Pronto se encontró atravesando el mercado del antiguo baluarte. Una fuerza sobrenatural parecía guiar sus pasos. Tenía la sensación de que sus pies no tocaban el suelo.

Ya estaba sobre la avenida principal. Así le llamaban los lugareños, en realidad no era más que un camino de tierra con escasas casas y comercios. Le causó gracia que este pueblo en los confines del mundo tuviese pretensiones de su propia avenida. Por otro lado, eran tan afectados que no usaban la palabra “rojo” para llamar al tono del poncho. Preferían “colorido”. No era exactamente esa expresión, pero sonaba similar.

Luego de aquella rústica iglesia, ya no había edificaciones. Los templos aquí parecían hechos sin cuidado ni amor. La catedral era, con un poco de voluntad, la única excepción. Extrañaba la majestuosidad de las iglesias francesas, en donde uno podía sobrecogerse ante la gloria de Dios.

A François le fascinaba pasearse por estos lugares e imaginarse una verdadera avenida, repleta de galerías, óperas y lujosos restaurantes. Como buena esposa, ella lo dejaba hablar y le daba la razón como a los locos.
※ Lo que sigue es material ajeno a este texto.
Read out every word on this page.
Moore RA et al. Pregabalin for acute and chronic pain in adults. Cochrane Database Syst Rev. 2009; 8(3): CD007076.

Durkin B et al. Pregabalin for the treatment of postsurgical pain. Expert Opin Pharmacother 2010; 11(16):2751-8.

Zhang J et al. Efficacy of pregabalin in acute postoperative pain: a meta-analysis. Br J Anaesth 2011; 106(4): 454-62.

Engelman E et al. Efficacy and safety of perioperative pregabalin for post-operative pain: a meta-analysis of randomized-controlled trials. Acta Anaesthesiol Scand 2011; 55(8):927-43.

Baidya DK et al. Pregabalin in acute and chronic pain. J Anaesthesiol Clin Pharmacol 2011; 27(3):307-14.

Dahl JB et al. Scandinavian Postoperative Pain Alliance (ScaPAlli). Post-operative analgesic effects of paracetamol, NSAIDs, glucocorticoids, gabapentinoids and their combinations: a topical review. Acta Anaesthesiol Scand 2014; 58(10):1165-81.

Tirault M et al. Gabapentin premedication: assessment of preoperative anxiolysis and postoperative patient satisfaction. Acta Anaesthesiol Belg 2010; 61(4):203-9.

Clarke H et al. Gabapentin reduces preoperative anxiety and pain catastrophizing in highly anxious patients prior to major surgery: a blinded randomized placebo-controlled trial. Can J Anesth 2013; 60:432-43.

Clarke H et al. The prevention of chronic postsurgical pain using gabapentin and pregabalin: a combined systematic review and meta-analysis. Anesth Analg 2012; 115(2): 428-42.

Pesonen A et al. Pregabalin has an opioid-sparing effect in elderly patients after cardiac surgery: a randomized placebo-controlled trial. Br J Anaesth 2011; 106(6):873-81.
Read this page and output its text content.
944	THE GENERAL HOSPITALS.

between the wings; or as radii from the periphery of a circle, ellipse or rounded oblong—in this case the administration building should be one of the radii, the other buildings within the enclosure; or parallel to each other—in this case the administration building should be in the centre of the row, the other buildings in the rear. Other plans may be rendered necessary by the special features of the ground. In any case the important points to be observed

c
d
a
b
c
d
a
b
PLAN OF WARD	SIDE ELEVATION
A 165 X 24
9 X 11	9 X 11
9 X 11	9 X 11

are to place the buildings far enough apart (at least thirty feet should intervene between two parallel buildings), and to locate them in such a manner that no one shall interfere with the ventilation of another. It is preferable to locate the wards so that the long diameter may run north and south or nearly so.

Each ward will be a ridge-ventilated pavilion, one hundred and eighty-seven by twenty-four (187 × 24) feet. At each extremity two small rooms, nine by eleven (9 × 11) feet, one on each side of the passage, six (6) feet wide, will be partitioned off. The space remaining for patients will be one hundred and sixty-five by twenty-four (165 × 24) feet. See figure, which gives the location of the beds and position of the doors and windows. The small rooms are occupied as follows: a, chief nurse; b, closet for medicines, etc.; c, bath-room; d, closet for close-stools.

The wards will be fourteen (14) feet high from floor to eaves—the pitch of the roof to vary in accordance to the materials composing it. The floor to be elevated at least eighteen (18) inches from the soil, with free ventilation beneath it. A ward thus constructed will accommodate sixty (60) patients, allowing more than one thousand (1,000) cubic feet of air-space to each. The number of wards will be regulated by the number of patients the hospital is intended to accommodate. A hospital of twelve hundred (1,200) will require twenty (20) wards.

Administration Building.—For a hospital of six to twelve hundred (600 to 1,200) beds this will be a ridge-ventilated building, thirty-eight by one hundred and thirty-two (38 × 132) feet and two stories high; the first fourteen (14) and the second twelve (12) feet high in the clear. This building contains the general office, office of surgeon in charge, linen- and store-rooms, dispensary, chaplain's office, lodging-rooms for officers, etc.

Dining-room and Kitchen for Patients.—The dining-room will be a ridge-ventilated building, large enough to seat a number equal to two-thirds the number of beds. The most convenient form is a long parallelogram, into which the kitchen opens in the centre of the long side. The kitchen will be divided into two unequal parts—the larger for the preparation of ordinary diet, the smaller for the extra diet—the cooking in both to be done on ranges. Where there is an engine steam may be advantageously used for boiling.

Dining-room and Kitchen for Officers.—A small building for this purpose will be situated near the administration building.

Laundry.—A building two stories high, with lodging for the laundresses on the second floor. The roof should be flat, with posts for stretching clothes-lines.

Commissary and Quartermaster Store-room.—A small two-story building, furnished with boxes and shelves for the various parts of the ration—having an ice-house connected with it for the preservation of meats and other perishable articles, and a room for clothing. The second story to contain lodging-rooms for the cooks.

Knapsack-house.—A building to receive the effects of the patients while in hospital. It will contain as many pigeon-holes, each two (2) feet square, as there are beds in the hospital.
Había ya casi llegado. No debía darles tiempo de reaccionar o su plan fracasaría. Corrió los últimos cincuenta metros y, ayudada por el impulso, saltó el parapeto.

Cuando se dieron cuenta, ya estaba del otro lado. Lo bueno de que gritaran en español era que el significado de las palabras se perdía con la distancia.

Divisó un puesto de vigilancia enemigo y hasta allí se dirigió. Le dijeron algo. Ella sacó el trabuco y disparó. Afortunadamente, no le dio a nadie. Levantó el sable en alto y cargó contra ellos.

Sintió una punzada en el vientre, luego la tibieza húmeda comenzó a emanar desde allí. El segundo impacto fue en el pecho y la tumbó boca arriba. Ahora, le costaba respirar.

Levantó su mirada al cielo. Lo primero que vio fue la Cruz del Sur, esa constelación extraña y traicionera, aunque digan que es casi tan fiable como la Estrella del Norte. “Colorado”, esa es la palabra con la que llaman al rojo de los ponchos. Ya no podía mover el cuello, igual logró encontrar a las Tres Marías. Suspiró aliviada y hacia allá se elevó.